After finishing up a few remaining credits and earning her associate degree from Lone Star College this summer, Nora will be headed to Texas Tech University to begin studying and training toward a Bachelor of Fine Arts degree with a Musical Theatre concentration.

“I really appreciate all the opportunities that Spring ISD has afforded me,” said Nora, explaining how she wrestled in deciding which of the district’s high schools was the best fit for her.

Originally accepted at Spring Early College Academy, Nora spent her freshman year as a student in the Early College program, housed on the Lone Star College-North Harris campus.
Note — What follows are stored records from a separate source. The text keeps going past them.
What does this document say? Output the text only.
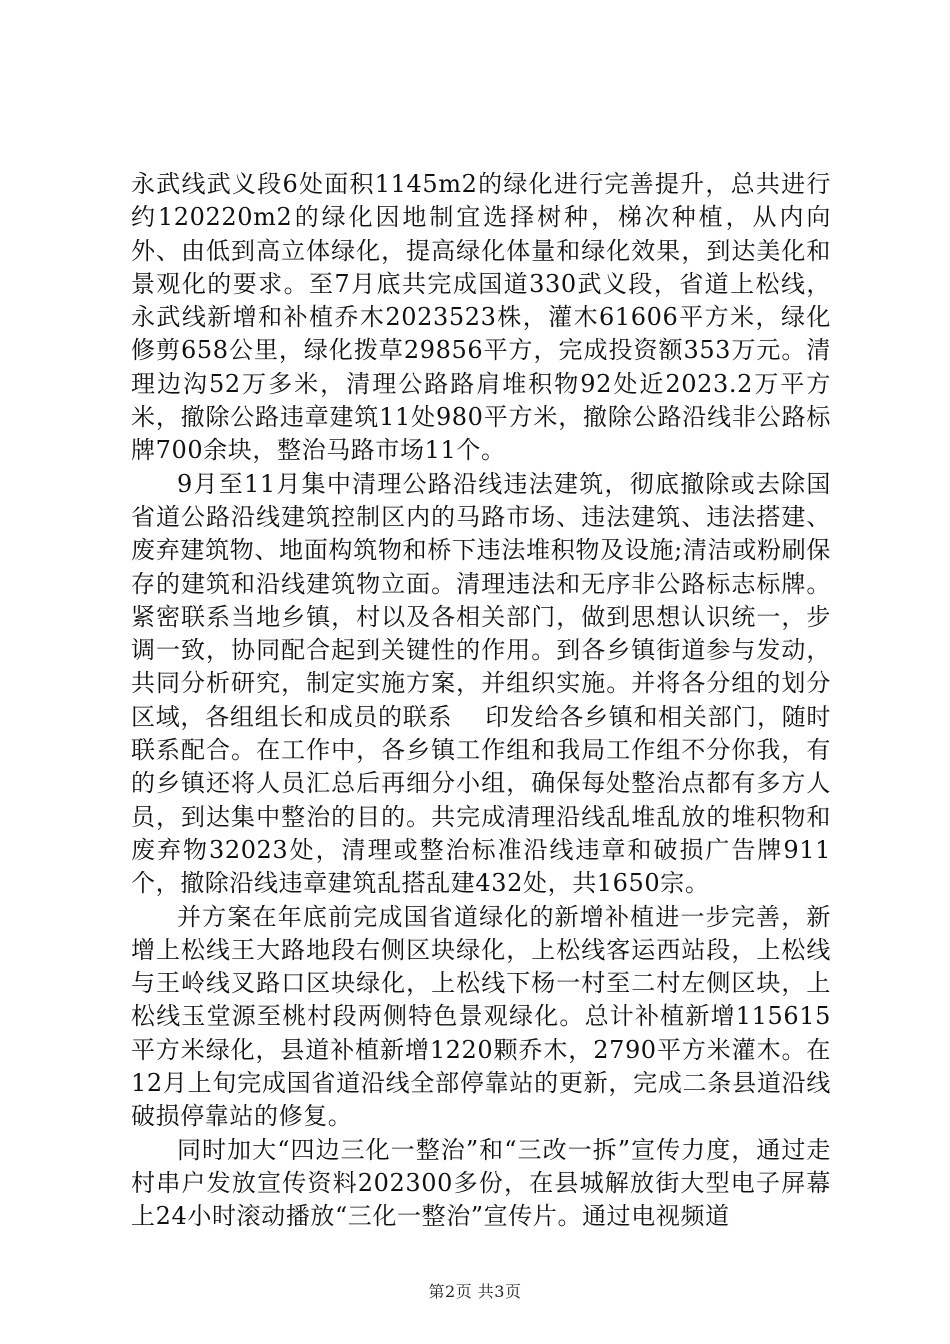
永武线武义段6处面积1145m2的绿化进行完善提升，总共进行约120220m2的绿化因地制宜选择树种，梯次种植，从内向外、由低到高立体绿化，提高绿化体量和绿化效果，到达美化和景观化的要求。至7月底共完成国道330武义段，省道上松线，永武线新增和补植乔木2023523株，灌木61606平方米，绿化修剪658公里，绿化拨草29856平方，完成投资额353万元。清理边沟52万多米，清理公路路肩堆积物92处近2023.2万平方米，撤除公路违章建筑11处980平方米，撤除公路沿线非公路标牌700余块，整治马路市场11个。

9月至11月集中清理公路沿线违法建筑，彻底撤除或去除国省道公路沿线建筑控制区内的马路市场、违法建筑、违法搭建、废弃建筑物、地面构筑物和桥下违法堆积物及设施;清洁或粉刷保存的建筑和沿线建筑物立面。清理违法和无序非公路标志标牌。紧密联系当地乡镇，村以及各相关部门，做到思想认识统一，步调一致，协同配合起到关键性的作用。到各乡镇街道参与发动，共同分析研究，制定实施方案，并组织实施。并将各分组的划分区域，各组组长和成员的联系　 印发给各乡镇和相关部门，随时联系配合。在工作中，各乡镇工作组和我局工作组不分你我，有的乡镇还将人员汇总后再细分小组，确保每处整治点都有多方人员，到达集中整治的目的。共完成清理沿线乱堆乱放的堆积物和废弃物32023处，清理或整治标准沿线违章和破损广告牌911个，撤除沿线违章建筑乱搭乱建432处，共1650宗。

并方案在年底前完成国省道绿化的新增补植进一步完善，新增上松线王大路地段右侧区块绿化，上松线客运西站段，上松线与王岭线叉路口区块绿化，上松线下杨一村至二村左侧区块，上松线玉堂源至桃村段两侧特色景观绿化。总计补植新增115615平方米绿化，县道补植新增1220颗乔木，2790平方米灌木。在12月上旬完成国省道沿线全部停靠站的更新，完成二条县道沿线破损停靠站的修复。

同时加大“四边三化一整治”和“三改一拆”宣传力度，通过走村串户发放宣传资料202300多份，在县城解放街大型电子屏幕上24小时滚动播放“三化一整治”宣传片。通过电视频道

第2页 共3页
But when COVID-19 closed campus facilities in March of 2020 and sent students home to months of isolation and distance learning, Nora found herself thinking hard about the things she missed the most, and found that the arts and theater were at the top of her list.

“The pandemic allowed me a lot of time to really think about what I wanted and what I enjoyed and what my passion was,” Nora said. She transferred to Spring High School for her sophomore year, joined the theater department, and never looked back.

“Art is what I love,” she said. “It’s where I want to be.” 

Spring High School Director of Theatre Marilyn Ocker, who first met Nora when the new graduate was still a middle schooler at Twin Creeks, said one of her greatest joys as an educator was getting to watch her students grow up, discover their potential, and achieve their goals.

“I just hope that all of the kids that are seniors and are graduating, whatever they choose to do, they do it with their whole heart and find a bit of passion in whatever choices they make in the future,” Ocker said. “Because at the end of the day, that’s what it’s all about, you know – being fulfilled by the life that you’ve chosen to create.”